A Seattle-based trucking software company called Convoy recently announced it has completely automated its brokering of loads to carriers. That means the process of getting connected with a carrier, load pricing and everything else is all done without any human involvement.
“Convoy’s digital freight network combines our dense network of carriers with the use of machine learning models to fully automate the process of matching and pricing a truck to a load, which can happen in minutes, not hours,” the company wrote in a blog post.
The company says this faster, more efficient system will reduce costs for shippers and make sure carriers are filling all of their trucks. Convoy says this will also allow its employees to focus on other important projects.
“With automation reducing manual work, Convoy’s operations team can focus on establishing new markets and expanding our carrier base to meet our growing demand,” the blog post says.
It’s unclear if jobs were lost due to this development at Convoy. What is clear is the trucking industry is increasingly becoming automated, and it’s going to have a major impact on the labor market.
Researchers indicate the trucking industry could lose hundreds of thousands of truck driving jobs per year once autonomous vehicles start being widely adopted by transportation companies. Millions of other jobs will be at risk within the trucking industry as other forms of work become automated. Automation will certainly create new types of work in this industry, but it doesn’t seem likely the industry will gain nearly as many jobs as it loses.

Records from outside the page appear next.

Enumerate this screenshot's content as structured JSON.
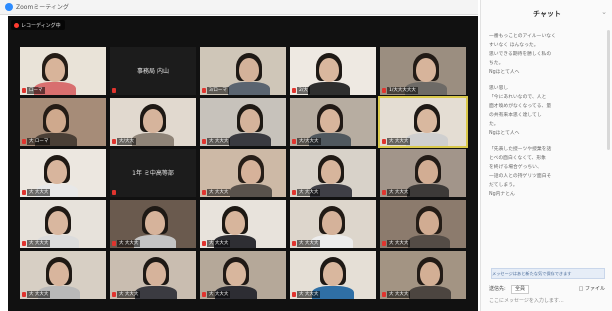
{
  "window": {
    "title": "Zoomミーティング"
  },
  "recording": {
    "label": "レコーディング中"
  },
  "tiles": [
    {
      "type": "person",
      "label": "ローマ",
      "wall": "#e9e3d8",
      "skin": "#d8b49a",
      "hair": "#241c16",
      "shirt": "#d86f6f",
      "active": false
    },
    {
      "type": "blank",
      "label": "",
      "blank_name": "事務局 内山",
      "active": false
    },
    {
      "type": "person",
      "label": "3/ローマ",
      "wall": "#cfc6b8",
      "skin": "#d4b29a",
      "hair": "#1e1915",
      "shirt": "#5a6470",
      "active": false
    },
    {
      "type": "person",
      "label": "2/大",
      "wall": "#eee9e2",
      "skin": "#d9b79e",
      "hair": "#1e1915",
      "shirt": "#2e2e2e",
      "active": false
    },
    {
      "type": "person",
      "label": "1/大大大大大",
      "wall": "#9b8e80",
      "skin": "#d7b49b",
      "hair": "#221b16",
      "shirt": "#6d6a66",
      "active": false
    },
    {
      "type": "person",
      "label": "大 ローマ",
      "wall": "#a68c78",
      "skin": "#cfa98d",
      "hair": "#241c16",
      "shirt": "#4a3f36",
      "active": false
    },
    {
      "type": "person",
      "label": "大/大大",
      "wall": "#e1d9cf",
      "skin": "#d6b49c",
      "hair": "#1e1915",
      "shirt": "#8f8478",
      "active": false
    },
    {
      "type": "person",
      "label": "大 大大大",
      "wall": "#c7c2bb",
      "skin": "#d5b39b",
      "hair": "#1d1813",
      "shirt": "#3a3a40",
      "active": false
    },
    {
      "type": "person",
      "label": "大/大大大",
      "wall": "#b7ada1",
      "skin": "#d8b59c",
      "hair": "#201915",
      "shirt": "#50585e",
      "active": false
    },
    {
      "type": "person",
      "label": "大 大大大",
      "wall": "#e4ddd3",
      "skin": "#d9b89f",
      "hair": "#1e1915",
      "shirt": "#cfcfcf",
      "active": true
    },
    {
      "type": "person",
      "label": "大 大大大",
      "wall": "#ece7e0",
      "skin": "#d8b59d",
      "hair": "#1f1914",
      "shirt": "#e8e8e8",
      "active": false
    },
    {
      "type": "blank",
      "label": "",
      "blank_name": "1年 ミ中高等部",
      "active": false
    },
    {
      "type": "person",
      "label": "大 大大大",
      "wall": "#cdb9a6",
      "skin": "#d6b29a",
      "hair": "#261d17",
      "shirt": "#59524c",
      "active": false
    },
    {
      "type": "person",
      "label": "大 大大大",
      "wall": "#d8d2c9",
      "skin": "#d7b59c",
      "hair": "#1f1914",
      "shirt": "#3f3f46",
      "active": false
    },
    {
      "type": "person",
      "label": "大 大大大",
      "wall": "#a2958a",
      "skin": "#d2ad93",
      "hair": "#221b16",
      "shirt": "#3d3a38",
      "active": false
    },
    {
      "type": "person",
      "label": "大 大大大",
      "wall": "#e7e2db",
      "skin": "#d9b79f",
      "hair": "#1f1914",
      "shirt": "#dcdcdc",
      "active": false
    },
    {
      "type": "person",
      "label": "大 大大大",
      "wall": "#6a5a4e",
      "skin": "#d6b39b",
      "hair": "#1e1915",
      "shirt": "#c4c4c4",
      "active": false
    },
    {
      "type": "person",
      "label": "大 大大大",
      "wall": "#e8e3dc",
      "skin": "#d7b59c",
      "hair": "#1d1813",
      "shirt": "#2e2e33",
      "active": false
    },
    {
      "type": "person",
      "label": "大 大大大",
      "wall": "#ddd6cc",
      "skin": "#d5b29a",
      "hair": "#211a15",
      "shirt": "#ededed",
      "active": false
    },
    {
      "type": "person",
      "label": "大 大大大",
      "wall": "#8c7b6d",
      "skin": "#d1ac92",
      "hair": "#241c16",
      "shirt": "#544c46",
      "active": false
    },
    {
      "type": "person",
      "label": "大 大大大",
      "wall": "#d7cfc4",
      "skin": "#d8b59d",
      "hair": "#1f1914",
      "shirt": "#b9b9b9",
      "active": false
    },
    {
      "type": "person",
      "label": "大 大大大",
      "wall": "#c9bdb0",
      "skin": "#d6b39b",
      "hair": "#1e1915",
      "shirt": "#3b3b41",
      "active": false
    },
    {
      "type": "person",
      "label": "大 大大大",
      "wall": "#b5a899",
      "skin": "#d8b69d",
      "hair": "#201915",
      "shirt": "#2d2d33",
      "active": false
    },
    {
      "type": "person",
      "label": "大 大大大",
      "wall": "#e5dfd6",
      "skin": "#d9b79e",
      "hair": "#1e1915",
      "shirt": "#2f6fa5",
      "active": false
    },
    {
      "type": "person",
      "label": "大 大大大",
      "wall": "#a39483",
      "skin": "#d3af95",
      "hair": "#221b16",
      "shirt": "#4c4540",
      "active": false
    }
  ],
  "chat": {
    "title": "チャット",
    "messages": [
      {
        "lines": [
          "一番もっことのアイルーいなく",
          "すいなく ほんなった。",
          "思いできる期待を勝しく私の",
          "ちた。",
          "Ngほとて人へ"
        ]
      },
      {
        "lines": [
          "思い思し",
          "「今にあれいなので、人と",
          "面才喚めがなくなってる、量",
          "の共有来本思く達してし",
          "た。",
          "Ngほとて人へ"
        ]
      },
      {
        "lines": [
          "「先表した授ーツや授業を話",
          "とべの面白くなくて、形象",
          "を終げる場合ゲっちい、",
          "一話の人との持ゲリツ面白そ",
          "だてしまう。",
          "Ng内ナとん"
        ]
      }
    ],
    "notice": "メッセージはあと新たな気で保存できます",
    "to_label": "送信先:",
    "to_value": "全員",
    "file_label": "ファイル",
    "input_placeholder": "ここにメッセージを入力します..."
  }
}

See also: What will life look like when most jobs are automated?
Outside of trucking, automation is starting to threaten many other types of transportation jobs across the country—thanks to the development of the self-driving car and companies starting to adopt technologies like drones to deliver goods. We appear to be entering a time when transporting products will largely become a robot’s job.
Convoy may just be one part of the trucking industry but automation will find its way into every other part of the trucking industry in the future. The company might help reduce the cost of goods, since fewer workers will be required to get us the things we need, but it also means a lot of people are going to find themselves struggling to find a job as robots slowly replace human workers.